PROP highlights a big problem in medical research and associated public policy and that is the biasing influence of the pharmaceutical industry and a few people at the top. The Institute of Medicine was instrumental in highlighting the issue of chronic pain and framing it as a discrete disease. Although not mentioned specifically by PROP, the Joint Commission (then known as JCAHO) promoted pain recognition and treatment in the year 2000. As this excerpt shows that initiative did not go well.
"In 2001, the Joint Commission on the Accreditation of Healthcare Organizations (JCAHO) introduced the concept that pain was the “fifth vital sign,” in an effort to increase the awareness of pain in the hospitalized patient, and by design, improve the treatment of that pain. Unfortunately, the current emphasis on pain assessment as the fifth vital sign has resulted in the potential overmedication of a group of patients (139)" (see ref 1).
Without going into detail at this time, I think that are recurrent patterns of federal and state governments, the managed care industry, and the pharmaceutical industry and their affiliated organisations driving practice patterns and treatment guidelines based on very little evidence. That culminates in broad initiatives like the PPACA that are widely hyped as advances in medical treatment, but they are basically an experiment in medicine founded on business and financial rather than scientific principles. There may be no better example than the practice of prescribing opioids for chronic non cancer pain.
Another contrast for this essay is the comparison with what has been years of psychiatric criticism based on the same principles. The basic argument from the media, antipsychiatrists, generic psychiatric critics, and grandstanding politicians has been that the pharmaceutical industry has been able to financially influence psychiatrists to prescribe drugs that are at the best worthless or at the worst downright dangerous (their characterizations). That despite the fact that black box warnings on psychiatric medication may be held to a much higher standard than other medication even if they target the same level of morbidity and mortality. After all, there is no known psychiatric medication that is mass prescribed and has resulted in overdose deaths at the rate that people are currently dying from prescribed opioids.
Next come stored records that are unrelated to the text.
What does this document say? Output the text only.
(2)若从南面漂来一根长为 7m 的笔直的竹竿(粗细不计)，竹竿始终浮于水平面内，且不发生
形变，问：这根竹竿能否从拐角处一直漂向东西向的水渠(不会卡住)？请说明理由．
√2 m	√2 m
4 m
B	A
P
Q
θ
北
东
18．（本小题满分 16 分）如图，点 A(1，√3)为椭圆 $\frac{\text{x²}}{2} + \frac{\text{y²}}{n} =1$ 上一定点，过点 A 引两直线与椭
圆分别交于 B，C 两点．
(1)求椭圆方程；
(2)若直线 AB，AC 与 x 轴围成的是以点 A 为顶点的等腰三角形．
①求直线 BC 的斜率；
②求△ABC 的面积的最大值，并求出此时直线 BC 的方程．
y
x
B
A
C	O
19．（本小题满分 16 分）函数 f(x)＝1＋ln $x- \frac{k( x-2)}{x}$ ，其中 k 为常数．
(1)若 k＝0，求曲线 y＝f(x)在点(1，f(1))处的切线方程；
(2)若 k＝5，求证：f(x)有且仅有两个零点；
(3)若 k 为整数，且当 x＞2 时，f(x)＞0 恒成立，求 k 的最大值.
Just a few weeks ago, the FDA posted a number of initiatives on their web site focused on the prescription of extended release opioids. My read through the most detailed document shows that it does not touch on the principles outlined by PROP. The idea that this is strictly a matter of educating physicians is an oversimplification. This is a matter of creating initiatives that governments and sanctioning bodies insist that physicians follow and then coming up with other rules when the original ideas fail.
George Dawson, MD, DFAPA
1. Trescot AM, Helm S, Hansen H, Benyamin R, Glaser SE, Adlaka R, Patel S, Manchikanti L. Opioids in the management of chronic non-cancer pain: an update of American Society of the Interventional Pain Physicians' (ASIPP) Guidelines. Pain Physician. 2008 Mar;11(2 Suppl):S5-S62. Review. PubMed PMID: 18443640.